Ribe has also gained knowledge that has been disseminated to students and professionals through his consulting work and project reports, often in concert with his University of Oregon classes, in urban growth management, new city planning and protection of landscape scenery in both the Portland, Oregon metropolitan region and the Columbia Gorge National Scenic Area. [Early work related to Portland growth management and maintaining landscape quality received an Oregon American Planning Association merit award for special project achievements in 1993.]
Ribe has been on the editorial board of Landscape and Urban Planning for more than ten years, is a frequent editorial reviewer for numerous books and journals related to landscape architecture, and edited the 1993 CELA conference proceedings. The U.S. Environmental Protection Agency Science Advisory Board recognized Ribe in 2009 as among the leading innovators in impact assessment research and methods. He has been awarded international fellowships at the University of Melbourne, Australia and the Swiss Federal Technical Institute; and visiting scholar appointments at the Texas A&M University Center for Health Systems and Design and the University of Arizona Environmental Psychology Laboratory. He has been invited to give lectures at more than 20 universities and colleges and has received over three million dollars in research grants. Ribe has employed his knowledge of visual landscape impact assessment methods and research as an expert witness in cases related to energy development, forest harvest permits, and scenic highway protection.
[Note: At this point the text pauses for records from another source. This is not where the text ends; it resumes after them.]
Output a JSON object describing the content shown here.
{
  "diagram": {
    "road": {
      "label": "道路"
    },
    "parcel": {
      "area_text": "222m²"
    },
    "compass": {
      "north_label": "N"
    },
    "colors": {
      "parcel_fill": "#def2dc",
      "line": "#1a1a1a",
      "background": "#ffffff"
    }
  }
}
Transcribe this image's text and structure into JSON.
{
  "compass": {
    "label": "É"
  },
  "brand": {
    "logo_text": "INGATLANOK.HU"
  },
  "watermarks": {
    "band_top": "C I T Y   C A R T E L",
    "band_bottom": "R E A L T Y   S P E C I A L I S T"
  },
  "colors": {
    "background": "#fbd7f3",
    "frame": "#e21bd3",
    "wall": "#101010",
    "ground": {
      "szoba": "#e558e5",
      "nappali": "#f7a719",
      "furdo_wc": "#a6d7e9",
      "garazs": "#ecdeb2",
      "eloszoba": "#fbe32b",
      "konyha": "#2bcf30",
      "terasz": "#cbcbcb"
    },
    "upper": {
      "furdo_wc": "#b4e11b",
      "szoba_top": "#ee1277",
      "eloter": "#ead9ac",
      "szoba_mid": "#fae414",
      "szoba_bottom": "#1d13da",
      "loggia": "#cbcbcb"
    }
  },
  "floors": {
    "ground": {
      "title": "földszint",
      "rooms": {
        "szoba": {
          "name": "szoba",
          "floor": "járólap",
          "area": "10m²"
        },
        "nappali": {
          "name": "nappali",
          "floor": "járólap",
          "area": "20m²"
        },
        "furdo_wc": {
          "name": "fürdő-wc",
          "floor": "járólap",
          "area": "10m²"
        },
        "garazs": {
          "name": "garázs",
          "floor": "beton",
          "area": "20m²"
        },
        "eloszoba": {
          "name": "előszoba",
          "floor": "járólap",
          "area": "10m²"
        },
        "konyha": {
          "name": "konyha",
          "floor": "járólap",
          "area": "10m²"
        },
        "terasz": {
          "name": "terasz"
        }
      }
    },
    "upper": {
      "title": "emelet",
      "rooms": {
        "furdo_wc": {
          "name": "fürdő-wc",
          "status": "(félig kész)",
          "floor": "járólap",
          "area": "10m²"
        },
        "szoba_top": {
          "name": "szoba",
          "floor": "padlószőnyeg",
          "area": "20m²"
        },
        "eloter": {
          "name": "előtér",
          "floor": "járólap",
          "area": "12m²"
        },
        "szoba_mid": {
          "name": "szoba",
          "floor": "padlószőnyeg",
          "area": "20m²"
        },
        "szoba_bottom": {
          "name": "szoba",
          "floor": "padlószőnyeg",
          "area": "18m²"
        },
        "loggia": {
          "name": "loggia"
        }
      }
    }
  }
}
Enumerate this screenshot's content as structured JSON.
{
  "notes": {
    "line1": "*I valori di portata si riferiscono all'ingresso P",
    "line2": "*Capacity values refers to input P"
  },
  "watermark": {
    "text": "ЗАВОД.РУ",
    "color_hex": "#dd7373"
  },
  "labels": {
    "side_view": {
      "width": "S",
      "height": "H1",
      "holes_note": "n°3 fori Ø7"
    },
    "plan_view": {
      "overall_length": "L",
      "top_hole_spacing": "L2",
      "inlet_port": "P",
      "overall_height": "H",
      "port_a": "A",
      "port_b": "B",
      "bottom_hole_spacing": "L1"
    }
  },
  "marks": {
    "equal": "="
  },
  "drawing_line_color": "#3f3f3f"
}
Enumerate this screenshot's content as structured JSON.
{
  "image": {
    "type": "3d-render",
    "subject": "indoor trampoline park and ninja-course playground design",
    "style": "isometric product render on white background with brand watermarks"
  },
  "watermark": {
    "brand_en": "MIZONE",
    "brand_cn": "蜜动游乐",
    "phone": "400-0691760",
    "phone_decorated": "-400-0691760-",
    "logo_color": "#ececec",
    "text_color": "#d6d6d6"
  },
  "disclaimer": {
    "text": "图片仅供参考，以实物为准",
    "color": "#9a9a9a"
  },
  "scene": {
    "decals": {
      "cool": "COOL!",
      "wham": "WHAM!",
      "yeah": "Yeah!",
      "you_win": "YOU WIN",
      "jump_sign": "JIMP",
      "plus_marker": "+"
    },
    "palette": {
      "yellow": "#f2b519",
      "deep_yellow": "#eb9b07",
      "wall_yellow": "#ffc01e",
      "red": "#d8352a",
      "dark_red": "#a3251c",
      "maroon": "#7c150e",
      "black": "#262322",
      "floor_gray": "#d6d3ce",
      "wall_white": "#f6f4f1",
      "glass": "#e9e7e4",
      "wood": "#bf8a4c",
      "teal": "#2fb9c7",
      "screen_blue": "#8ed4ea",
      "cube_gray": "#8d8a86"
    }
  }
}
Ribe has also taught many design studios and subject matter classes covering more conventional and common aspects of landscape architecture and community and regional planning. These have included classes in media skills, technical landscape construction, site analysis, land use planning, recreation design, ecological restoration, urban design, planning theory, design theory, transportation design, urban growth management, Oregon land planning, research methods, and applied economic theory for planners and designers.